Red frowned up at her predecessor. It was a deft bit of work, what made Gaya revered and the Wolf reviled, a delicate filling-in of unknown history. The Five Kings had disappeared in the Wolf’s territory, therefore he was to blame. No one quite knew what he was supposed to be accomplishing by trapping the Kings— more power, maybe. Perhaps he was just doing as monsters do, having become one himself as the forest he was tied to twisted and darkened. The Order said that Gaya had been killed trying to rescue the Kings from wherever Ciaran had hidden them, but there was really no way to know, was there? All they knew was that the Kings were gone, and Gaya was dead.
Stuttering scarlet prayer candles—scarlet for a sacrifice; I guess prayer counts— provided the only light, and it wasn’t enough to read by. But Red knew the words by heart.
The First Daughter is for the throne. The Second Daughter is for the Wolf. And the Wolves are for the Wilderwood.
The candlelight flickered over the carvings on the wall. Five figures to her right, vaguely masculine— the Five Kings. Valchior, Byriand, Malchrosite, Calryes, and Solmir. Three figures on the left-hand wall, carved with a more delicate hand. The Second Daughters— Kaldenore, Sayetha, Merra.
Red brushed her fingers over the blank space next to Merra’s rough outline. Someday, when she was nothing but bones in the forest, they’d carve her here.
A breeze filtered through the open stone door, ruffling the gauzy black veil behind Gaya’s statue. The second room of the Shrine. Red had been there only once before— a year ago, her nineteenth birthday, kneeling as the Order priestesses prayed that her Mark would appear quickly.
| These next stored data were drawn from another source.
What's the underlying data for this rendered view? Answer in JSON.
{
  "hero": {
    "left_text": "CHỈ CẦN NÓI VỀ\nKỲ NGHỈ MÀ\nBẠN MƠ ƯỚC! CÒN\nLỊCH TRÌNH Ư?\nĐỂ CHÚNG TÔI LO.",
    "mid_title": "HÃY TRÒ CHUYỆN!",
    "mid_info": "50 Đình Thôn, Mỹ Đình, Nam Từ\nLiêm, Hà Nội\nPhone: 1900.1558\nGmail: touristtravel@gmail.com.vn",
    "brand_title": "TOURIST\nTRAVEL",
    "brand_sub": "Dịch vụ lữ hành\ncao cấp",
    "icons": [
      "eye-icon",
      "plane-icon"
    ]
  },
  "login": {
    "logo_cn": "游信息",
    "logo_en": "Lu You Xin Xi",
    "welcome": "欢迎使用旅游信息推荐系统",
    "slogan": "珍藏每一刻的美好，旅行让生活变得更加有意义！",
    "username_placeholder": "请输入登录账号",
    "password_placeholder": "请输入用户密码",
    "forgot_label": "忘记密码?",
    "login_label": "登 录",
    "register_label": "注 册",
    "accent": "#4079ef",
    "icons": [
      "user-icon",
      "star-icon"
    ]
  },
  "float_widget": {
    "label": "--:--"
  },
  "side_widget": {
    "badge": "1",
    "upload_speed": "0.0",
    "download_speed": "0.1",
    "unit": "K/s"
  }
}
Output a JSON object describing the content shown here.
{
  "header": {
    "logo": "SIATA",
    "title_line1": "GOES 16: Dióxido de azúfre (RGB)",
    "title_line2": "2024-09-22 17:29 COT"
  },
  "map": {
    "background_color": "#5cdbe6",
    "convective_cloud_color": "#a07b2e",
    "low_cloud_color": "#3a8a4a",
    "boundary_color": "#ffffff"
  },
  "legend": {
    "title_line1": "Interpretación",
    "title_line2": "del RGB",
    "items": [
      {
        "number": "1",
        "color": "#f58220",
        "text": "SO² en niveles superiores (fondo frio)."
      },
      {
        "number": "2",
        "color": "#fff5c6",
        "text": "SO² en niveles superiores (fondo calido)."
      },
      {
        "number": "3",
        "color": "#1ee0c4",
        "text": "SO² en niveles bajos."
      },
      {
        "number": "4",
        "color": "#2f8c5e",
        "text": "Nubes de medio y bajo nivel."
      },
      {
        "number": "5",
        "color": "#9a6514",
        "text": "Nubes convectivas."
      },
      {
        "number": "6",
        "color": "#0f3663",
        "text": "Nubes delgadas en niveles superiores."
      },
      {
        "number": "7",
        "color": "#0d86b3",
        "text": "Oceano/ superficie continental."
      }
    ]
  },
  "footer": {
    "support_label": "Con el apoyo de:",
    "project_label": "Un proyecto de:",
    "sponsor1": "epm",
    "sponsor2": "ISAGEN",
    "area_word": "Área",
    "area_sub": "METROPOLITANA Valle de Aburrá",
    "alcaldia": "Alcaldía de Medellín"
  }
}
She found little reason to linger in places of worship.
Still, a year hadn’t been enough to dim the memory of the white branches lining the walls, cuttings from Wilderwood trees cast in stone to stand upright. The pale, dead limbs never moved, but Red remembered the strange sense of them reaching for her, like ferns and growing things did when she couldn’t keep her splintered magic lashed down and tightly controlled. She’d tasted dirt the whole time the priestesses were praying.
Her fingers picked nervously at the wrinkled fabric of her skirt. She was supposed to enter the second room, supposed to spend this time readying herself to enter the Wilderwood, but the thought of being among those branches again made her blood run winter-cold.
“Red?”
A familiar figure stood in the doorway to the garden, outlined in morning glow against the Shrine’s gloom. Neve hurried toward her, a newly lit prayer candle guttering in her hand.
Confusion bloomed in Red’s chest, though it was chased with no small amount of relief. “How did you get in here?” She looked over Neve’s shoulder. “The priestesses—”
“I told them I wouldn’t enter the second room. They didn’t seem happy about it, but they let me through.” A tear broke from Neve’s lashes. She swiped it roughly away. “Red, you can’t do this. There’s no reason for it beyond words on shadow-damned bark.”
Red thought of riding headlong through the night, hair whipping, her sister at her side. She thought of thrown rocks and a fierceness that made her chest ache.
And then she thought of blood. Of violence. Of what coiled beneath her skin, a seed waiting to grow.
That was her reason. Not monsters, not words on bark. The only way to keep her sister safe was to leave her.
There were no words of comfort. Instead she pulled her twin forward, Neve’s forehead notching into her collarbone. Neither of them sobbed, but the silence was almost worse, broken only by hitched breathing.
“You have to trust me.” Red murmured it into her sister’s hair. “I know what I’m doing. This is how it has to be.”
“No.” Neve shook her head, black hair matting against Red’s cheek. “Red, I know . . . I know you blame yourself for what happened that night. But you couldn’t have known we were being followed—”
“Don’t.” Red squeezed her eyes shut. “Please don’t.”
Neve’s shoulders stiffened beneath Red’s arms, but she went quiet. Finally, she pulled back. “You’ll die. If you go to the Wolf, you’ll die.”
“You don’t know that.” Red swallowed, trying unsuccessfully to level the knot in her throat. “We don’t know what happened to the others.”
“We know what happened to Gaya.”
Red had no response for that.
“Clearly, you’re determined to go.” Neve tried to raise her chin, but it trembled too much. “And clearly, I can’t stop you.”